Размышляя обо всем этом, я как раз проходил по второму участку туннеля, свод которого был давно готов для бетонирования и уже недели три стоял без обделки. Интересно, как ведет себя порода? Какие изменения произошли в ней за эти дни?

Поднявшись по лестнице через фурнель наверх, я подошел к стене и провел рукой по шершавой, колющей поверхности породы. «Чего доброго, начнет осыпаться», — подумал я и осветил стену карманным фонариком.

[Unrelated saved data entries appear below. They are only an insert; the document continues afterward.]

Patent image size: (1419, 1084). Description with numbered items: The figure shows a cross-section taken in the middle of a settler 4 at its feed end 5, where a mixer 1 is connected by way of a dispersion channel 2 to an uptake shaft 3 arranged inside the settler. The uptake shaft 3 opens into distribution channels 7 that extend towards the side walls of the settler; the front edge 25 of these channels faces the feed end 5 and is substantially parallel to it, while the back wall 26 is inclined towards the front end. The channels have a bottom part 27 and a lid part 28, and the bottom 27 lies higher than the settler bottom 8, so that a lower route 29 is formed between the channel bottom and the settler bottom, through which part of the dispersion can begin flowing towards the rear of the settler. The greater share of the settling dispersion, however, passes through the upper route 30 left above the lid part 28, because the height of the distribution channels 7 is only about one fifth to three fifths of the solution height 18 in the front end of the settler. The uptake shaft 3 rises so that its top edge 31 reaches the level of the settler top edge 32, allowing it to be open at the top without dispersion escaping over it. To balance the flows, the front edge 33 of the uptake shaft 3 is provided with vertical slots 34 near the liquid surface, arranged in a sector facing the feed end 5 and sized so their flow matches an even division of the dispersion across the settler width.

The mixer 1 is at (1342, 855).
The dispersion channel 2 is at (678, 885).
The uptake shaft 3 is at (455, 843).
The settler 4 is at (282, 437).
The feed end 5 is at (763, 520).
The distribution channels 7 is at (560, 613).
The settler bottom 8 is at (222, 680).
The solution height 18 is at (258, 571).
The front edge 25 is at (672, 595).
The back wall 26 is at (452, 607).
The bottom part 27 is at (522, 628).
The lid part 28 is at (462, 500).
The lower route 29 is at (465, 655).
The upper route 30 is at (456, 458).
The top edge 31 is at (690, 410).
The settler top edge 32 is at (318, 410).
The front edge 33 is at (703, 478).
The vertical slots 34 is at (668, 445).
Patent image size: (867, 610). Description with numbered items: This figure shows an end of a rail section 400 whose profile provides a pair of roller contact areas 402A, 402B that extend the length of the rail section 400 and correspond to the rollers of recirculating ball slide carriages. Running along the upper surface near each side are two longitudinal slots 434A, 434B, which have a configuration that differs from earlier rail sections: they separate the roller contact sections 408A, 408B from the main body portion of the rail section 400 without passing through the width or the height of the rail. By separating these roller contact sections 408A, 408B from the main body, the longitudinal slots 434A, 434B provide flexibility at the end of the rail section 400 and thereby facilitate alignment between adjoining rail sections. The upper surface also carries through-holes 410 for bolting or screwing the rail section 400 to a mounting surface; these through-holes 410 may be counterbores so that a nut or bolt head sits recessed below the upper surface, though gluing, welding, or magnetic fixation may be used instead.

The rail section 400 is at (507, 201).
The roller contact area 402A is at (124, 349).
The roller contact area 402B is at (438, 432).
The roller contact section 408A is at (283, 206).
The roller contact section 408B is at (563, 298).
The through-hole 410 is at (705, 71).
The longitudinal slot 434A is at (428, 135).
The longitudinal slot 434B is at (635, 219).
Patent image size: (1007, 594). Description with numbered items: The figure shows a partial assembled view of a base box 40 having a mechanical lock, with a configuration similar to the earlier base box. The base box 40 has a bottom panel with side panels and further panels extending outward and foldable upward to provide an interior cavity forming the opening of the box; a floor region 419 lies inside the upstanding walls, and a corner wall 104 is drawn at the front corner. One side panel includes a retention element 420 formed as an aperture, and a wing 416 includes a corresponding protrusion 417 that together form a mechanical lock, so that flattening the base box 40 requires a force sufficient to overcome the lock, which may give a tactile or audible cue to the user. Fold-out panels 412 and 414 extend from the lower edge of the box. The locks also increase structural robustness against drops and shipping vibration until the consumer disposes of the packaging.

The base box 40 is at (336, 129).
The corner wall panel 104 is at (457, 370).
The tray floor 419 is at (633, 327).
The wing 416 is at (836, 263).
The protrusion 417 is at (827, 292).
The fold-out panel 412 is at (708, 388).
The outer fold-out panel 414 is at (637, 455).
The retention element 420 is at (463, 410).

Внимательно осматривая ее, я не заметил ни малейших изменений. Она была такой же сплошной и монолитной, как и недели назад. «А может быть, и не надо здесь никакого бетона? — промелькнула в моем сознании еретическая мысль. Но тут же я сказал себе: — Чего только не придет в голову в таком положении, как наше!»

Я спустился вниз и пошел дальше по штольне. Сбой дальнейший обход туннеля я провел чисто механически. Ожидающие обделки и бетонирования участки чередовались с незавершенными. На одном из таких участков бурильщики забуривали шпуры в своде туннеля, устремив вверх буры своих смонтированных на треногах молотков.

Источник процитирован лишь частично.